Predicting the ART Accelerator Flash memory read operations on the STM32F405RGT

Patrick G · ‎2021-12-03

I have set up my FLASH_ACR to disable all caches or prefetch options, but with 5 WAIT_CYCLES. My goal is to predict when the read operations happen and how long they take in processor cycles.

I provided some example code below, but my goal is to get a general understanding, not just for this specific example.

f000 fdb7     bl <entry>
f004 0101    and.w  r1, r4, #1
1e4b           subs  r3, r1, #1
426c           negs  r4, r5
4249           negs  r1, r1
ea01 0005   and.w  r0, r1, r5
401c           ands  r4, r3
4044           eors  r4, r0
f000 fdb4     bl <exit>

According to the docs: "Each Flash memory read operation provides 128 bits from either four instructions of 32 bits or 8 instructions of 16 bits according to the program launched."

My current understanding is that every branch results in a flash read operation. When returning from the first "bl" (line 1) the ART, therefore, reads 128-bit. This would include the instructions on lines 2-7 including line 7. Inbetween line 7 and line 8 another flash read operation would then need to happen.

In total this would cost me an extra 2*5 cycles next to the cycles my 7 instructions (AND.W, SUBS, NEGS, NEGS, AND.W, ANDS, EORS) take. This result is unexpected as it means that I spend over half of my cycles on flash read operations.
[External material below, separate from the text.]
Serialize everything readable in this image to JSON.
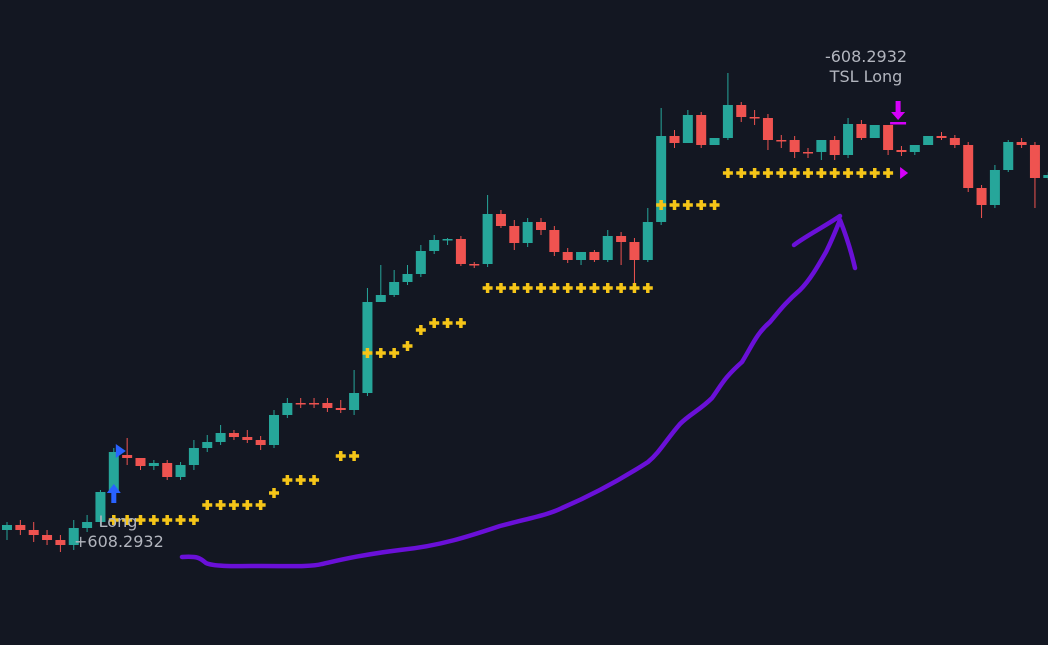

waclawek.jan · ‎2021-12-03

> When returning from the first "bl" (line 1) the ART, therefore, reads 128-bit. This would include the instructions on lines 2-7 including line 7.

While RM does not says it, it's unlikely that the 128-bit read is on an arbitrary address, it will most probably be a natural row read; i.e. one FLASH read would probably cover all those instructions only if first of them is 128-bit aligned.

> This result is unexpected as it means that I spend over half of my cycles on flash read operations.

Why would that be unexpected? Your wishes won't defeat reality. It's exactly the purpose of prefetch to avoid this.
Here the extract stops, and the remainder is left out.